Défaite du président Macri dans les élections primaires

Les élections primaires argentines du 11 août sont devenues une répétition générale des élections réelles, dont le premier tour aura lieu le 27 octobre.

La campagne électorale a été polarisée par les deux principaux partis de la bourgeoisie : la droite de Macri, et l’opposition péroniste menée par l’ex-chef de gouvernement Alberto Fernandez et sa colistière, l’ex-présidente Cristina Fernandez de Kirchner.

Les élections ont été marquées par une nette défaite du président de droite, Mauricio Macri.

Avec 47 % de suffrages, les péronistes l’emportent avec 15 points d’avance, et parfois 17 dans des régions très peuplées. La défaite était attendue, mais pas d’une telle ampleur.

Macri paie d’avoir renoué avec la finance internationale, ce qui a ramené la baisse du cours du peso, l’hyperinflation, la hausse des prix et des plans d’austérité imposés aux classes populaires. Personne n’a oublié le krach de 2001 et l’explosion de la pauvreté qui l’avait accompagné.
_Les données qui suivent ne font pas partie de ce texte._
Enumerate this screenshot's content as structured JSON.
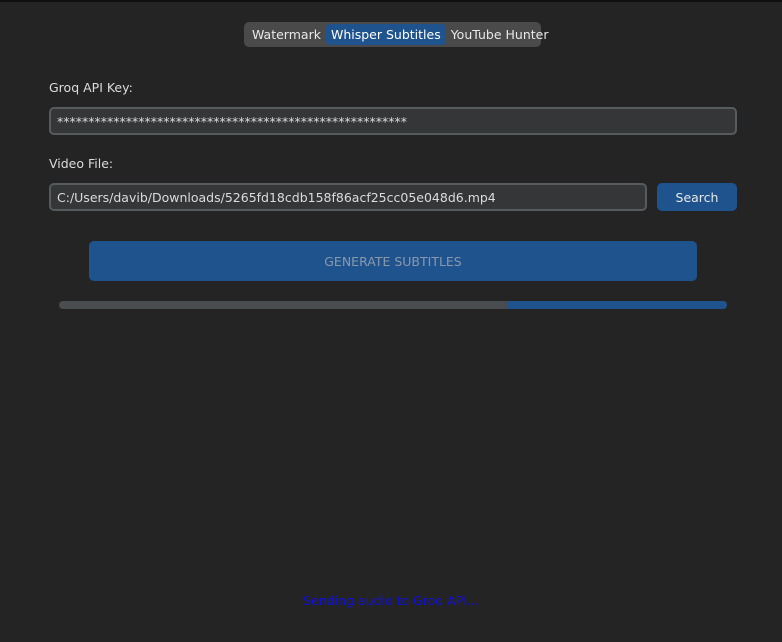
{
  "tabs": [
    {
      "label": "Watermark",
      "active": false
    },
    {
      "label": "Whisper Subtitles",
      "active": true
    },
    {
      "label": "YouTube Hunter",
      "active": false
    }
  ],
  "form": {
    "api_key_label": "Groq API Key:",
    "api_key_value": "********************************************************",
    "video_label": "Video File:",
    "video_value": "C:/Users/davib/Downloads/5265fd18cdb158f86acf25cc05e048d6.mp4",
    "search_label": "Search",
    "generate_label": "GENERATE SUBTITLES"
  },
  "progress": {
    "fill_start": 0.67,
    "fill_end": 1.0
  },
  "status": {
    "text": "Sending audio to Groq API..."
  },
  "colors": {
    "accent": "#1f538d",
    "background": "#242424",
    "status_text": "#1010e0"
  }
}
Or, depuis des mois et des mois, les classes populaires voient les prix s’envoler tandis que salaires et pensions perdent de leur pouvoir d’achat.

La défaite de Macri a fait chuter la Bourse. Et, rien que dans la semaine qui a suivi l’élection, selon des chiffres officiels, le pouvoir d’achat des salaires a baissé de 15 % du fait de la baisse de la valeur du peso. Les industriels de l’alimentation l’ont immédiatement répercutée sur leurs factures. La dévaluation stimule aussi les profits des exportateurs de soja et ceux des banquiers jouant sur les cours de change. Les perdants sont les classes populaires ; les gagnants, le patronat et la bourgeoisie.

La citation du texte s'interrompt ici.